What they actually ask
- Design a multi-tenant GPU cluster scheduler with topology awareness
- Design a Kubernetes-on-GPU control plane with NCCL and InfiniBand support
- Design a high-throughput object store for ML datasets
- Coding: medium DSA, often with networking, scheduling, or distributed-systems framing
- Behavioral: ownership, on-call discipline, customer empathy for AI labs
Levels and comp (2026)
- SE: $185K–$245K total
- Senior SE: $260K–$360K total
- Staff: $370K–$510K total
- Principal: $510K–$700K total
Prep priorities
- Be fluent in Go (control plane), Python (orchestration), and Linux/networking fundamentals
- Understand InfiniBand, NVLink, NCCL, and GPU topology deeply
- Brush up on Kubernetes device plugins, Slurm, and HPC scheduling
Frequently Asked Questions
Is CoreWeave remote-friendly?
Hubs in Roseland NJ (HQ), and presence in datacenter regions. Some engineering roles fully remote within US; many require datacenter or NYC-area proximity.

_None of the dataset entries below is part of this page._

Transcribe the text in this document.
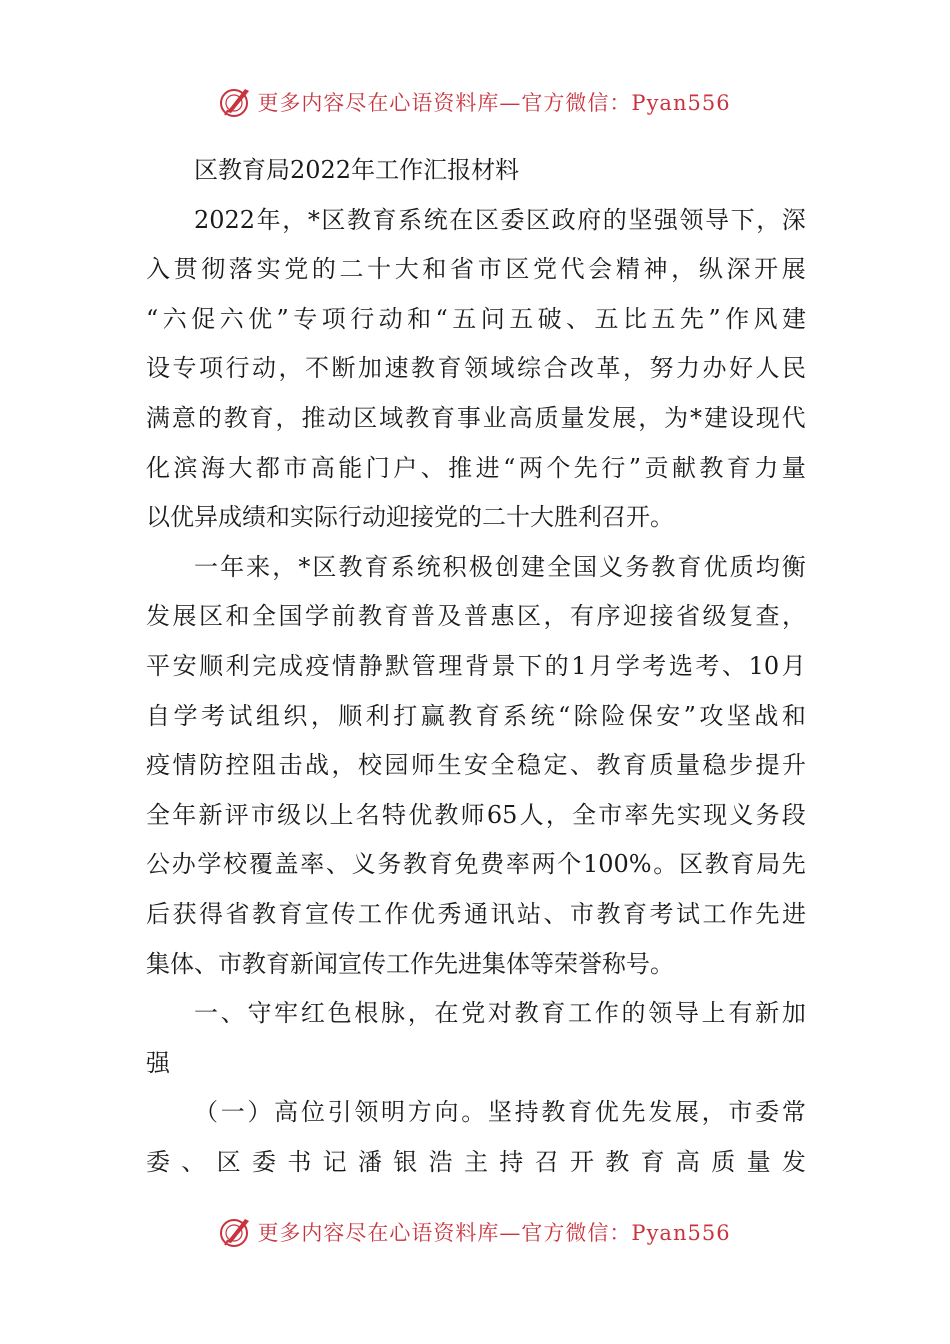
更多内容尽在心语资料库—官方微信：Pyan556
区教育局2022年工作汇报材料
2022 年 ， * 区 教 育 系 统 在 区 委 区 政 府 的 坚 强 领 导 下 ， 深
入 贯 彻 落 实 党 的 二 十 大 和 省 市 区 党 代 会 精 神 ， 纵 深 开 展
“ 六 促 六 优 ” 专 项 行 动 和 “ 五 问 五 破 、 五 比 五 先 ” 作 风 建
设 专 项 行 动 ， 不 断 加 速 教 育 领 域 综 合 改 革 ， 努 力 办 好 人 民
满 意 的 教 育 ， 推 动 区 域 教 育 事 业 高 质 量 发 展 ， 为 * 建 设 现 代
化 滨 海 大 都 市 高 能 门 户 、 推 进 “ 两 个 先 行 ” 贡 献 教 育 力 量
以优异成绩和实际行动迎接党的二十大胜利召开。
一 年 来 ， * 区 教 育 系 统 积 极 创 建 全 国 义 务 教 育 优 质 均 衡
发 展 区 和 全 国 学 前 教 育 普 及 普 惠 区 ， 有 序 迎 接 省 级 复 查 ，
平 安 顺 利 完 成 疫 情 静 默 管 理 背 景 下 的 1 月 学 考 选 考 、 10 月
自 学 考 试 组 织 ， 顺 利 打 赢 教 育 系 统 “ 除 险 保 安 ” 攻 坚 战 和
疫 情 防 控 阻 击 战 ， 校 园 师 生 安 全 稳 定 、 教 育 质 量 稳 步 提 升
全 年 新 评 市 级 以 上 名 特 优 教 师 65 人 ， 全 市 率 先 实 现 义 务 段
公 办 学 校 覆 盖 率 、 义 务 教 育 免 费 率 两 个 100% 。 区 教 育 局 先
后 获 得 省 教 育 宣 传 工 作 优 秀 通 讯 站 、 市 教 育 考 试 工 作 先 进
集体、市教育新闻宣传工作先进集体等荣誉称号。
一 、 守 牢 红 色 根 脉 ， 在 党 对 教 育 工 作 的 领 导 上 有 新 加
强
（ 一 ） 高 位 引 领 明 方 向 。 坚 持 教 育 优 先 发 展 ， 市 委 常
委 、 区 委 书 记 潘 银 浩 主 持 召 开 教 育 高 质 量 发
更多内容尽在心语资料库—官方微信：Pyan556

How does CoreWeave compare to Lambda Labs or RunPod?
CoreWeave is the largest by GPU count and skews enterprise (Microsoft, OpenAI). Lambda is mid-tier and stronger on on-prem. RunPod is developer/spot-friendly. Comp is mid-to-high tier infra; senior+ bands competitive with FAANG.
What is the engineering culture?
Hardware-and-network-aware, customer-driven (sells to AI labs and hyperscalers). Strong on-call expectation; the workloads matter to the customers.